May 17, 2016, Moscow
The Czechs clinched top spot in Group A with a 5-4 victory over Switzerland. That result sets up a quarter-final match-up against the USA here in Moscow, while condemning the Swiss to an early exit from the tournament. The Czech win also sparked celebrations for Denmark, which now takes fourth place and can look forward to a quarter-final clash with the Group B winner in St. Petersburg on Thursday.
A come-from-behind win for the Czech Republic might suggest a tight battle in a high-stakes game, but in truth Vladimir Vujtek’s team was superior for much of the game despite a frenetic finale.
Lukas Kaspar, scorer of the second Czech goal, said: “It just went crazy right at the end there and we let them score some goals they should never have got. But overall I think we dominated them throughout the game.”
Switzerland, maybe feeling the pressure of needing a win in regulation to stay in the tournament, made a slow start – outshot 5-0 in the first five minutes and trailing 10-1 on the shot count when a rare breakout earned an unexpected lead midway through the first period.

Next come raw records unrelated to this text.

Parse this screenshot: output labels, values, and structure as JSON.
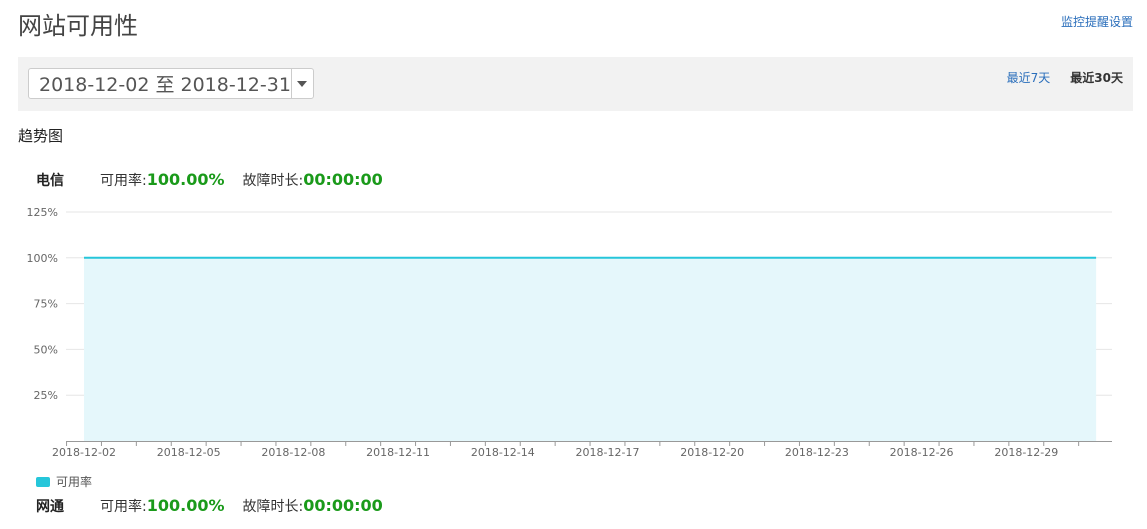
{
  "page": {
    "title": "网站可用性",
    "monitor_settings_link": "监控提醒设置"
  },
  "toolbar": {
    "date_range": "2018-12-02 至 2018-12-31",
    "range_7": "最近7天",
    "range_30": "最近30天"
  },
  "section_title": "趋势图",
  "carriers": [
    {
      "name": "电信",
      "availability_label": "可用率:",
      "availability": "100.00%",
      "downtime_label": "故障时长:",
      "downtime": "00:00:00"
    },
    {
      "name": "网通",
      "availability_label": "可用率:",
      "availability": "100.00%",
      "downtime_label": "故障时长:",
      "downtime": "00:00:00"
    }
  ],
  "chart_data": {
    "type": "area",
    "ytick_labels": [
      "125%",
      "100%",
      "75%",
      "50%",
      "25%"
    ],
    "ylim": [
      0,
      125
    ],
    "yticks": [
      125,
      100,
      75,
      50,
      25
    ],
    "x": [
      "2018-12-02",
      "2018-12-03",
      "2018-12-04",
      "2018-12-05",
      "2018-12-06",
      "2018-12-07",
      "2018-12-08",
      "2018-12-09",
      "2018-12-10",
      "2018-12-11",
      "2018-12-12",
      "2018-12-13",
      "2018-12-14",
      "2018-12-15",
      "2018-12-16",
      "2018-12-17",
      "2018-12-18",
      "2018-12-19",
      "2018-12-20",
      "2018-12-21",
      "2018-12-22",
      "2018-12-23",
      "2018-12-24",
      "2018-12-25",
      "2018-12-26",
      "2018-12-27",
      "2018-12-28",
      "2018-12-29",
      "2018-12-30",
      "2018-12-31"
    ],
    "xtick_labels": [
      "2018-12-02",
      "2018-12-05",
      "2018-12-08",
      "2018-12-11",
      "2018-12-14",
      "2018-12-17",
      "2018-12-20",
      "2018-12-23",
      "2018-12-26",
      "2018-12-29"
    ],
    "series": [
      {
        "name": "可用率",
        "color": "#26c6da",
        "fill": "#e5f7fb",
        "values": [
          100,
          100,
          100,
          100,
          100,
          100,
          100,
          100,
          100,
          100,
          100,
          100,
          100,
          100,
          100,
          100,
          100,
          100,
          100,
          100,
          100,
          100,
          100,
          100,
          100,
          100,
          100,
          100,
          100,
          100
        ]
      }
    ],
    "grid": true,
    "legend": "bottom-left"
  }
}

The goal was an incisive play: two passes saw Reto Schappi and Sven Andrighetto turn defence into attack as Denis Hollenstein went through to beat Pavel Francouz in a one-on-one.
But it was only second Swiss shot of the game and the Czechs continued to dominate most of the play. Roman Cervenka had a chance to tie it up immediately but fanned his shot when open to the right of the net before Michal Birner’s fourth goal of the competition made it 1-1 with three minutes to play in the first. Michal Kempny fired in a shot from the point and it bounced off Birner’s skate to beat Reto Berra.
The middle stanza began in the same vein with the Czechs probing the Swiss defence and when Raphael Diaz hooked a goal-bound Kaspar in the 25th minute the Czech forward converted the penalty shot with aplomb.
Some had questioned whether the Czechs, already assured of a quarter-final spot, would be able to match the motivation of an opponent that had to win. But David Pastrnak stressed that victory also meant a lot to his team.
“We knew they were going to play hard, but for us it was an important game as well,” he said. “We wanted to win the group and go into the quarter-finals with confidence. I think we did a pretty good job. Obviously there were some tough moments, but we just need to continue playing well.”
With its play-off dream almost over, Switzerland upped its game at last. A penalty on the Czechs shifted the momentum of the game and in the latter stages of the second period Francouz found himself under greater pressure. Andrighetto got into a great position, open in the bottom of the circle, only for a misplaced pass to deny him a shooting chance. Moments later Yannick Weber tested the Czech goalie from the point and Vujtek called a time-out to calm his skittish blue-liners and see out the frame with the 2-1 lead intact.
The third period started with a third Czech goal. Martin Zatovic got it, collecting the puck between the hatching and scoring on the glove side after Fabien du Bois lost possession following a face-off.
But the Swiss continued to battle and pulled one back on the power play through Simon Moser. A du Bois slap shot found Francouz’s shoulder and the rebound went straight to Moser’s stick to make it 3-2.
Despite some anxious moments around the Czech net, Switzerland struggled to really test the goalie further and a breakaway saw Tomas Zahorna fire over Berra’s glove with 10 minutes left to play, restoring the two-goal lead for the Czech Republic and calming any nerves in the Danish camp.
Switzerland’s hopes were effectively ended in the 55th minute. Desperately trying to force something on the power play, Patrick Fischer withdrew goalie Berra to play 6-on-4. The gamble backfired: Michal Jordan’s clearance evaded Eric Blum’s attempts to hack it away from danger and bounced into the empty net to put the gift wrapping on the perfect present for Vujtek, who celebrates his 69th birthday today.
There was still time for a brave rearguard action that reduced the margin to a single goal. That “crazy” interlude that Kaspar talked about saw Noah Schneeberger’s deflected effort make it 5-3 before Andrighetto scored from close range with 30 seconds left. The Swiss went for one last push, but when a shot flashed wide of the post there was no way back for the team.
Nino Niederreiter, selected as the best Swiss player of the tournament, summed up the deflation in the locker room. “We weren’t sharp enough in the details,” he said “Today, we just didn’t handle the situation well. It’s disappointing.”